Anche alle prese con brani originali Parks mostra la stessa capacità camaleontica, come in “Palm Desert”, dove unisce alla struttura classica dell’operetta un crescendo degno di Broadway e un’armonica a bocca che riporta al folk mentre il cinguettare di uccellini si fa largo di quando in quando. Una schizofrenia musicale sicuramente debitrice dell’epoca storica – l’album uscì in piena “Summer of Love” – ma che per finezza ricorda più i collage arditi che oltreoceano portava avanti l’Incredible String Band che i lavori dei colleghi statunitensi. Tra le perle più luccicanti è doveroso citare l’intro settecentesco per spinetta di “Widow’s Walk” lesto a trasformarsi in reminescenze di Kurt Weill, la deturpazione di brani classici della storia statunitense in “Van Dyke Parks”, l’elegante e stravagante incedere di “Public Domain”, l’omaggio ai “Colours” di Donovan (ovviamente destrutturalizzato fino all’eccesso), e la delicatissima conclusione affidata, non a caso, a “Potpourri”.

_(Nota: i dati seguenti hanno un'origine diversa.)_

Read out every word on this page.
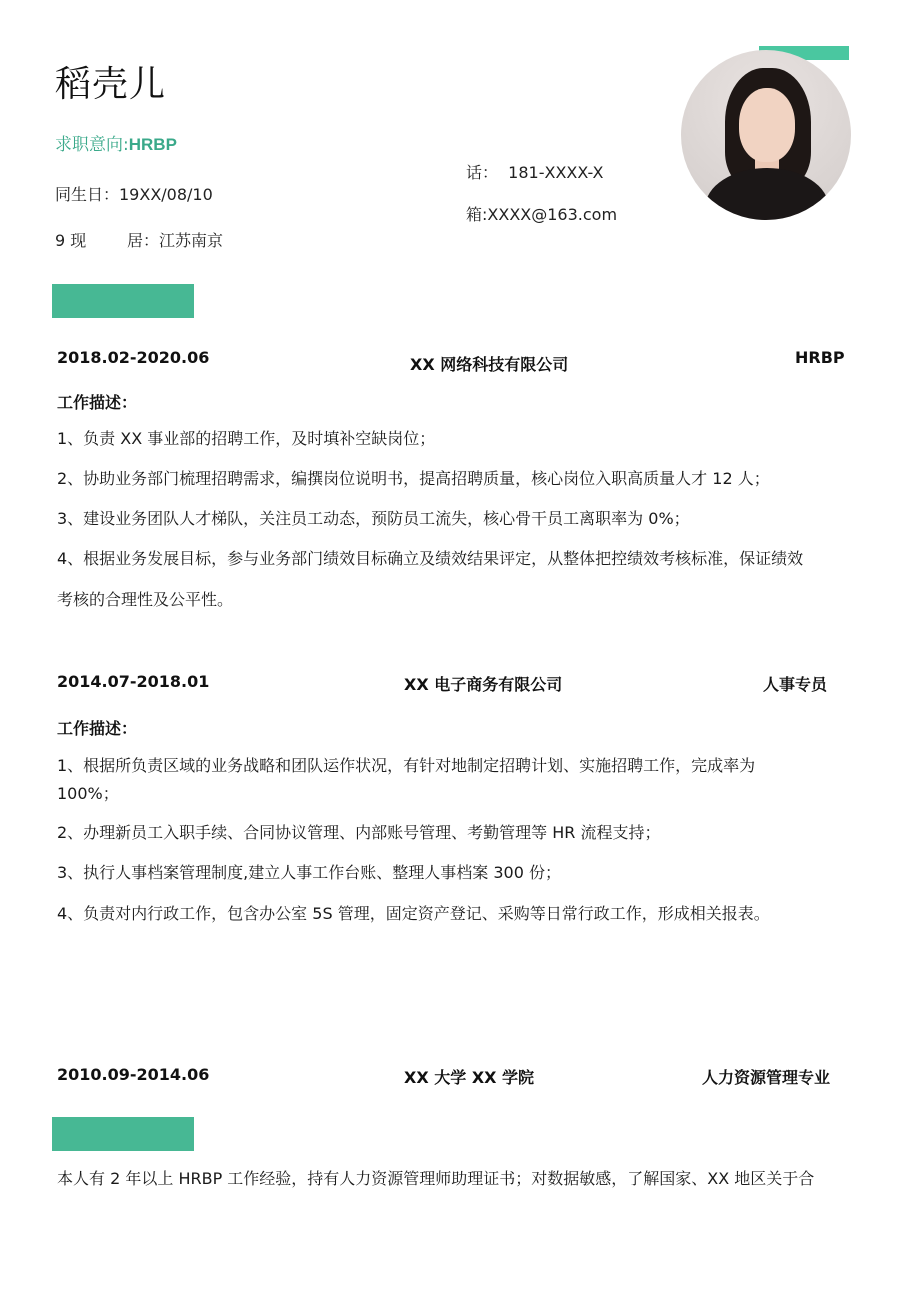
稻壳儿
求职意向:HRBP
同生日：19XX/08/10
9 现        居：江苏南京
话：  181-XXXX-X
箱:XXXX@163.com
2018.02-2020.06	XX 网络科技有限公司	HRBP
工作描述：
1、负责 XX 事业部的招聘工作，及时填补空缺岗位；
2、协助业务部门梳理招聘需求，编撰岗位说明书，提高招聘质量，核心岗位入职高质量人才 12 人；
3、建设业务团队人才梯队，关注员工动态，预防员工流失，核心骨干员工离职率为 0%；
4、根据业务发展目标，参与业务部门绩效目标确立及绩效结果评定，从整体把控绩效考核标准，保证绩效
考核的合理性及公平性。
2014.07-2018.01	XX 电子商务有限公司	人事专员
工作描述：
1、根据所负责区域的业务战略和团队运作状况，有针对地制定招聘计划、实施招聘工作，完成率为
100%；
2、办理新员工入职手续、合同协议管理、内部账号管理、考勤管理等 HR 流程支持；
3、执行人事档案管理制度,建立人事工作台账、整理人事档案 300 份；
4、负责对内行政工作，包含办公室 5S 管理，固定资产登记、采购等日常行政工作，形成相关报表。
2010.09-2014.06	XX 大学 XX 学院	人力资源管理专业
本人有 2 年以上 HRBP 工作经验，持有人力资源管理师助理证书；对数据敏感，了解国家、XX 地区关于合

Un album dal quale risulta difficile non farsi ammaliare, talmente geniale è l’eclettismo musicale di Parks, ma che necessita, proprio per la sua struttura frammentata e a tratti quasi episodica, di un ascolto attento, certosino. Un album da non buttare sul lettore a casaccio, ma da cullare, curare e crescere. Perché il godimento che se ne può ricevere è di proporzioni realmente notevoli. E sarebbe un vero peccato sprecarlo per troppa fretta. Van Dyke Parks deve essere rivalutato, e la sua rivalutazione deve partire proprio dalla sua opera più eccentrica. Su, avanti, la sfida è aperta!